TUNGREASE OMC2 plus: The Next Generation of PD Grease

Reading time: ca. 4 min. | An article from Application Engineering | TUNAP Blog

With OMC₂ technology, TUNAP has developed a specific additive combination for lubricants with a special micro-smoothing effect. The unique active complex of OMC₂ technology - the pressure capacity strongly increases. Through this, the roughness of the components is not rubbed off, however they reform under the load - leading to a flow process in the micro area, whereby the friction losses and wear are significantly reduced. This additive technology is also known as PD (plastic deformation) and SE (surface engineering).

The effect of OMC₂ can be divided into the following three phases.

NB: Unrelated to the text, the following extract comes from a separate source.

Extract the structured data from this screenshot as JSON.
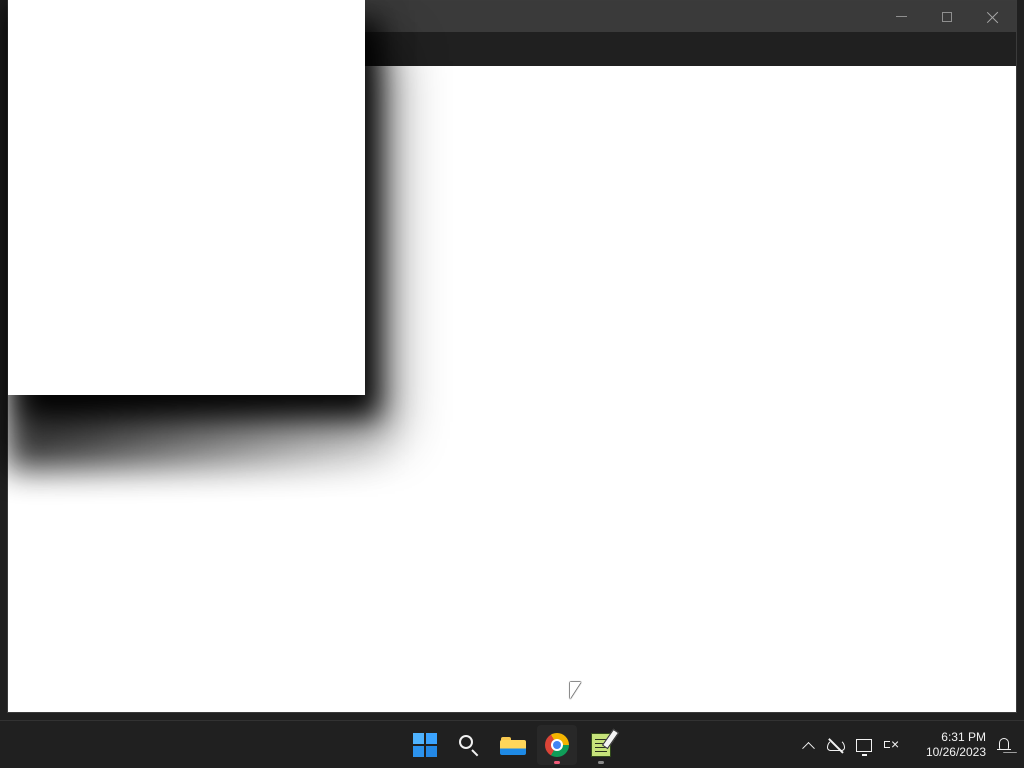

On the model test bench SRV, this effect is clearly illustration on a model oil pursuant to DIN 51834-2. The use of TUNAP OMC2 technology provides an approx. 30% reduction in terms of co-efficient friction.

A lower coefficient friction through OMC₂ technology enables a range of application advantages:

• Lower energy consumption
• Less heat development
• Less wear

Many of the TUNAP high-performance lubricants contain this OMC₂-additive technology. When compared with the use of customary lubricants, its use leads to improved surface quality and an increase in the contact surface. As a result of this, there is a more efficient distribution of load with friction contact and a significant reduction in the coefficient friction.

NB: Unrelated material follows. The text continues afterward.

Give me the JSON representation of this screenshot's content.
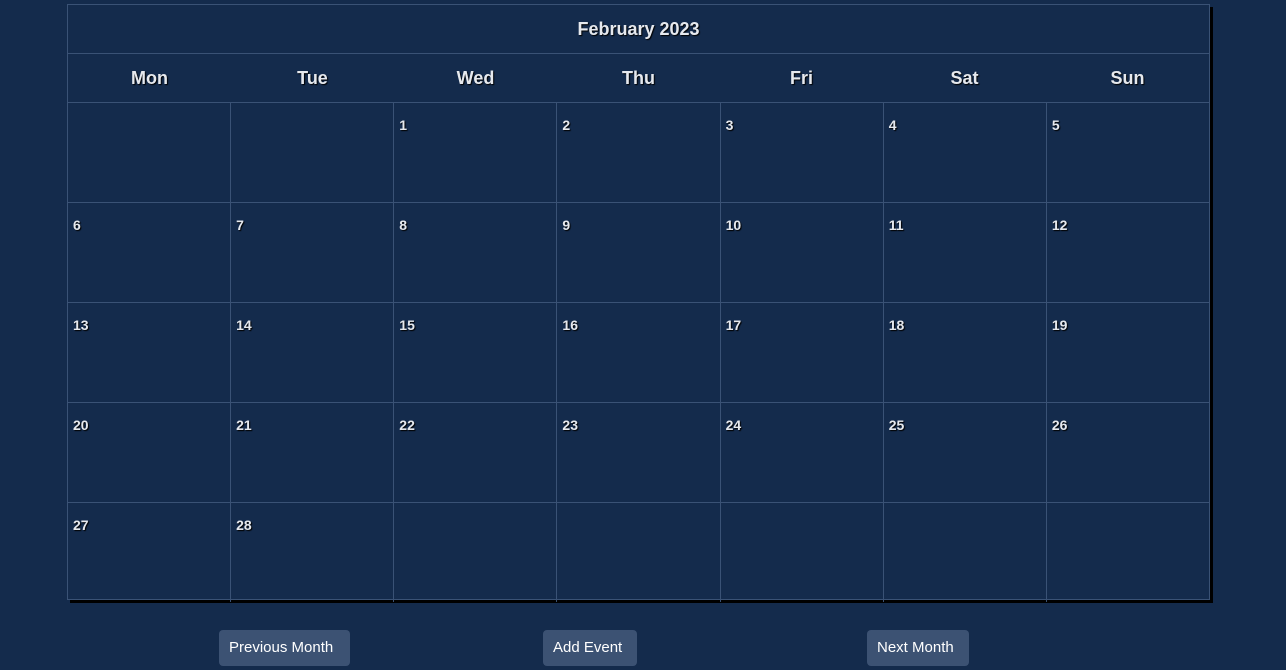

This enables a range of application advantages when compared with other customary additive technologies for the reduction of friction and wear:

• saving energy and reduction in application temperature as a result of the very low friction co-efficient
• lower maintenance costs through the minimised wear and reduced temperature development
• reduced material, lubricant and disposal costs due to the extended grease consumption duration
• higher level of machine availability due to less failures and downtime or repairs

The TUNGREASE OMC₂ plus technology optimises high performance requirements and represents the next generation of PD greases.

It combines this unique additive technology with an expressed temperature-resistant grease for specialist high performance requirements.

Among these, for example, are the long-term lubrication of small gearboxes or the lubrication of rolling or plain bearings that are in high demand under adverse operational conditions, such as extreme pressure, vibrations or high temperature loads.

A comparison between various greases in the small gearbox lubrication of a battery-powered power tool under maximum load in continuous operation demonstrates the efficiency of the specialist OMC₂-additive technology in combination with a high-quality grease matrix.

TUNGREASE OMC₂-2 plus lasts, in many cases, longer than conventional products. When using them there is an immense maximum temperature where there is increased friction. As a result, this can lead to a fast grease failure with premature failure of the gearbox.

On the other hand, under these conditions TUNGREASE OMC₂-2 plus displays its complete effect potential and ensures a reliable and efficient machine operation.

Even in rolling bearing lubrication the OMC₂-additive technology exhibits its full effect potential. In a standard test procedure for the performance of lubricants on rolling bearing under practical conditions, TUNGREASE OMC₂-2 plus displays a clearly lower degree of wear than other popular competitors. On the other hand, it also establishes an approx. 50% reduced average friction torque, as well as a signification save in energy both when starting and during the course of inertia when compared with other common products.

Through the specialist OMC OMC₂ additive technology, TUNAP a contributing to the increase in efficiency of your applications. Lower operational and energy costs, extended component longevity, increased machine safety, as well as increased relubrication intervals are just a few of the benefits that TUNGREASE OMC OMC₂-2 plus provides in relation to the company's sustainability.